No Purchase Necessary

Posted on July 7, 2014 by Mary Grasso

In 1984 the Summer Olympics were held in Los Angeles; the Soviet Union stayed away and persuaded a slew of other nations to join it in protest.  Exactly what they were all protesting has never been clear to me, although some people claimed it was about possible defections. Officially, the Russians denounced a so-called climate of anti-Soviet hysteria and claimed they had “security concerns.” Whatever.  They weren’t coming, and they announced it on the day the Olympic Torch Relay began in New York.  Their allies in dissent gave notice soon after.

At that time the summer and winter games were held all in the same year and the Winter Olympics of 1980 had been hosted in Lake Placid.  Unexpectedly, the American hockey team had beaten the heavily-favored Soviets.  Our kids were too young to notice in 1980 but by 1984 they planned to keep tabs on all the events.  And they had an opinion as to why this Soviet boycott was being staged:  the Russians just couldn’t get over losing that hockey game.  It made sense.

In the spirit of the season we decided that, while all the action was going on in LA, a vacation in Lake Placid would be fun.  The kids wanted to visit the still-fairly-new Olympic Village and ice skate indoors right where the hockey team had.  Lake Placid also offered some nice restaurants my husband and I were inclined to try.  And then McDonald’s intervened.

We should have already known what was going on, and we did, vaguely:  McDonald’s had launched an advertising campaign called “If the U.S. Wins, You Win.”  It was a scratch-off game played on tickets available from any McDonald’s franchise, no purchase necessary; if the American team uncovered by the scratch-off won the gold medal, the bearer was entitled to a free Big Mac; for the silver medal, French fries; for bronze, a Coke.  McDonald’s had rolled out this gimmick during prior Olympics but since we mostly ignored fast food it had not impressed us; there was no reason for us to think it would have any effect now.
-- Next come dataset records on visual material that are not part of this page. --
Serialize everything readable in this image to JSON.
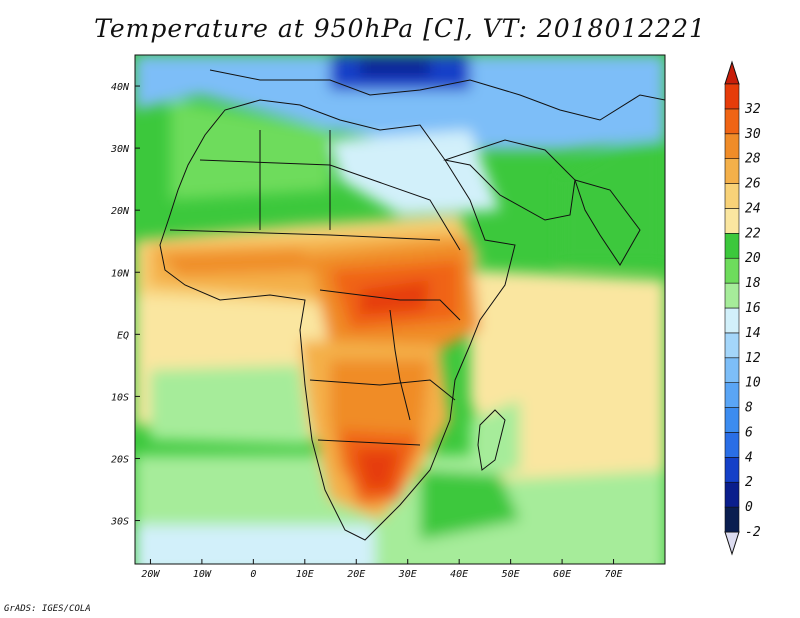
{
  "title": "Temperature at 950hPa [C], VT: 2018012221",
  "credit": "GrADS: IGES/COLA",
  "map": {
    "lon_min": -23,
    "lon_max": 80,
    "lat_min": -37,
    "lat_max": 45,
    "x_ticks": [
      {
        "lon": -20,
        "label": "20W"
      },
      {
        "lon": -10,
        "label": "10W"
      },
      {
        "lon": 0,
        "label": "0"
      },
      {
        "lon": 10,
        "label": "10E"
      },
      {
        "lon": 20,
        "label": "20E"
      },
      {
        "lon": 30,
        "label": "30E"
      },
      {
        "lon": 40,
        "label": "40E"
      },
      {
        "lon": 50,
        "label": "50E"
      },
      {
        "lon": 60,
        "label": "60E"
      },
      {
        "lon": 70,
        "label": "70E"
      }
    ],
    "y_ticks": [
      {
        "lat": 40,
        "label": "40N"
      },
      {
        "lat": 30,
        "label": "30N"
      },
      {
        "lat": 20,
        "label": "20N"
      },
      {
        "lat": 10,
        "label": "10N"
      },
      {
        "lat": 0,
        "label": "EQ"
      },
      {
        "lat": -10,
        "label": "10S"
      },
      {
        "lat": -20,
        "label": "20S"
      },
      {
        "lat": -30,
        "label": "30S"
      }
    ]
  },
  "colorbar": {
    "min_label": "-2",
    "levels": [
      {
        "label": "0",
        "color": "#0a1e8c"
      },
      {
        "label": "2",
        "color": "#1440c8"
      },
      {
        "label": "4",
        "color": "#2a6ee6"
      },
      {
        "label": "6",
        "color": "#3c8cf0"
      },
      {
        "label": "8",
        "color": "#5aa5f5"
      },
      {
        "label": "10",
        "color": "#7dbef8"
      },
      {
        "label": "12",
        "color": "#a4d6fa"
      },
      {
        "label": "14",
        "color": "#d2f0fa"
      },
      {
        "label": "16",
        "color": "#a6ec9a"
      },
      {
        "label": "18",
        "color": "#6edc5c"
      },
      {
        "label": "20",
        "color": "#3cc83c"
      },
      {
        "label": "22",
        "color": "#fae6a0"
      },
      {
        "label": "24",
        "color": "#f8d278"
      },
      {
        "label": "26",
        "color": "#f4b04a"
      },
      {
        "label": "28",
        "color": "#f08c28"
      },
      {
        "label": "30",
        "color": "#f06414"
      },
      {
        "label": "32",
        "color": "#e63c0a"
      }
    ],
    "over_color": "#c81e0a",
    "under_color": "#dcdcf0"
  }
}
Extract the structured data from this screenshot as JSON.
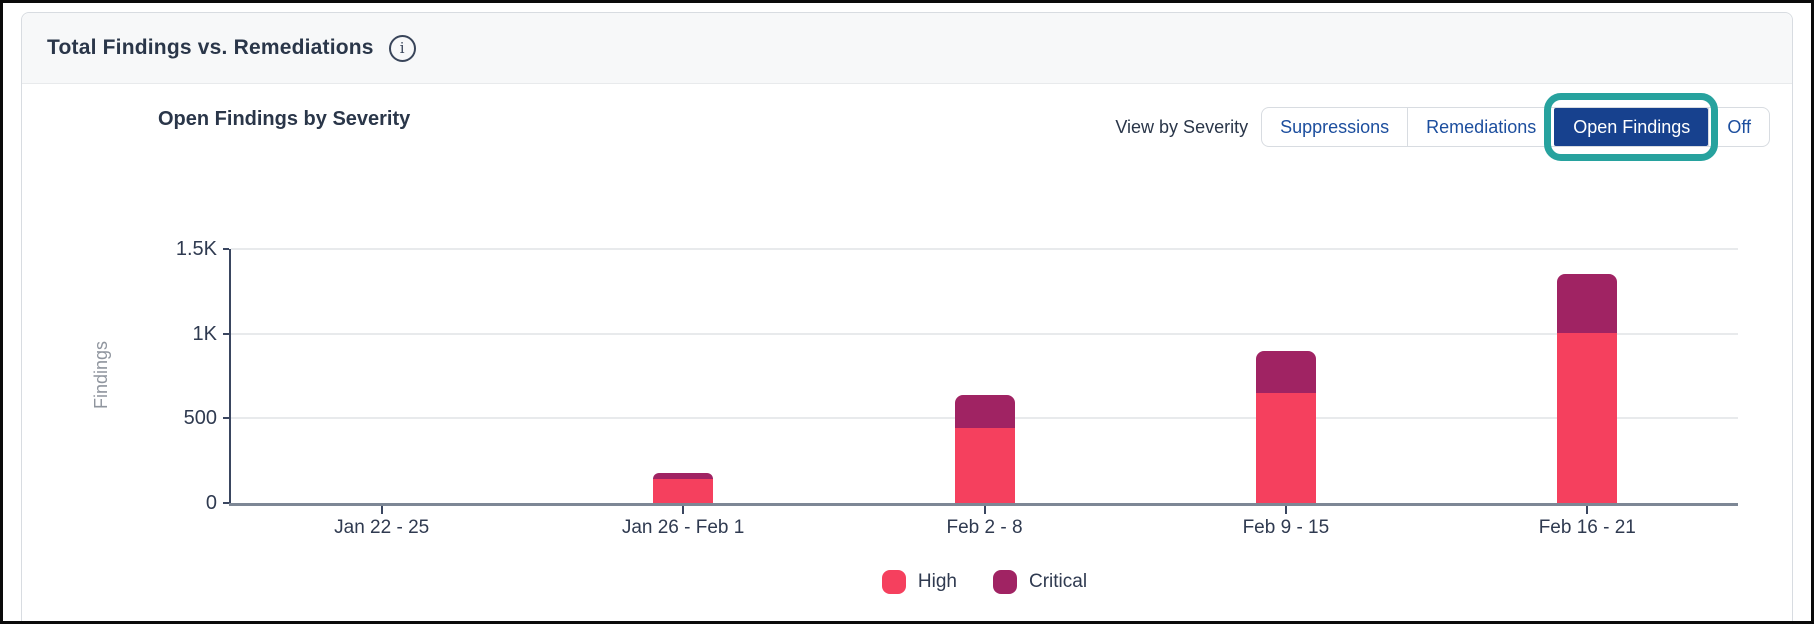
{
  "panel": {
    "title": "Total Findings vs. Remediations",
    "info_icon": "info-icon",
    "info_glyph": "i"
  },
  "chart_header": {
    "title": "Open Findings by Severity",
    "view_by_label": "View by Severity",
    "buttons": [
      {
        "label": "Suppressions",
        "selected": false
      },
      {
        "label": "Remediations",
        "selected": false
      },
      {
        "label": "Open Findings",
        "selected": true
      },
      {
        "label": "Off",
        "selected": false
      }
    ],
    "annotation": {
      "type": "highlight-ring",
      "target": "Open Findings",
      "color": "#27a29e"
    }
  },
  "chart_data": {
    "type": "bar",
    "stacked": true,
    "title": "Open Findings by Severity",
    "xlabel": "",
    "ylabel": "Findings",
    "ylim": [
      0,
      1500
    ],
    "grid": true,
    "legend_position": "bottom",
    "yticks": [
      {
        "value": 0,
        "label": "0"
      },
      {
        "value": 500,
        "label": "500"
      },
      {
        "value": 1000,
        "label": "1K"
      },
      {
        "value": 1500,
        "label": "1.5K"
      }
    ],
    "categories": [
      "Jan 22 - 25",
      "Jan 26 - Feb 1",
      "Feb 2 - 8",
      "Feb 9 - 15",
      "Feb 16 - 21"
    ],
    "series": [
      {
        "name": "High",
        "color": "#f5405e",
        "values": [
          0,
          140,
          440,
          650,
          1005
        ]
      },
      {
        "name": "Critical",
        "color": "#a02363",
        "values": [
          0,
          40,
          195,
          250,
          345
        ]
      }
    ],
    "totals": [
      0,
      180,
      635,
      900,
      1350
    ]
  },
  "colors": {
    "selected_button_bg": "#17418e",
    "button_text": "#1c4e9e",
    "highlight_ring": "#27a29e",
    "header_bg": "#f7f8f9",
    "card_border": "#d8dce1",
    "title_text": "#2a3649",
    "axis_text": "#2f3a50",
    "muted_text": "#8f959e",
    "gridline": "#e8eaec",
    "x_axis_line": "#7d8795",
    "dark_axis": "#3a4660"
  }
}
Our fatal mistake was to stop at a McDonald’s on the drive up to use the restroom. My husband ordered hamburgers for the boys and coffee for us.  While we waited, the teen-age servers chatted amiably with the kids and asked what sports they liked.  And then, in a fit of good will, one of them took a handful of scratch-off tickets and tossed them on our tray.  “Have fun with them,” he smiled. “No purchase necessary.”

It was early August and the games had been underway for several days.  As the boys scraped the tickets and enjoyed their impromptu meal, my husband and I smiled at their childish enthusiasm.  Then Matthew turned up two tickets for an event that had won gold and Angelo scratched off tickets for three silvers. Another ticket appeared for a bronze medal; then one more for gold. Suddenly we saw that a sinister vacation glitch was unfolding:  unless the kids forgot about it, we would have to return to a McDonald’s to redeem these food prizes.  And there was no chance they would forget; they were obsessed with America’s winning.  Besides, every single McDonald’s had a scoreboard posted to check the outcomes. “Don’t worry,” my husband assured me, “it’s probably rigged so that most of the tickets are for things we never win.”   Which, as it turned out, was true.  Except that THIS year, with 15 countries boycotting…America won everything.  Or so it seemed.

Mary Lou Retton became the first American gymnast to take gold for her all-around program and then went on to collect four more medals; Joan Benoit won the Olympic marathon; Carl Lewis struck 4 gold medals in track; and in a singularly stunning feat, the American women tied for the gold in freestyle swimming.  American wrestlers floored the competition in the Greco-Roman division, which I had never even heard of, and we even won silver and bronze for weight-lifting, formerly a Russian-dominated sport.  In all, America finished with a phenomenal total of 174 medals, 83 of them gold, an accomplishment for the ages.

And as for us…in lovely Lake Placid, between visiting the ski jump and having our pictures taken at the hockey rink, we went to McDonald’s.  Before we trekked down the bobsled run but after we kayaked on Mirror Lake:  we stopped in McDonald’s.  Since everyone in town was in on the promotion and everyone was following the Olympic Games, the lone franchise temporarily ran out of hamburgers and began offering free breakfast.  So for several mornings we had our coffee with synthetic scrambled eggs at McDonald’s.  Every time we redeemed a scratch-off, we got at least five more, because the kids asked for them…and according to the rules of the promotion, they could have as many as they wanted.

“If the U.S. Wins, You Win,” as it played out in 1984 is now cited as one of the worst marketing debacles in recent history.  But for my family it was a great success:  the kids got to gorge on forbidden foods and when the vacation was over they never wanted to set foot in a McDonald’s again.  And my husband and I, besides acquiring happy memories of a different sort of family experience, learned the true meaning of No Purchase Necessary.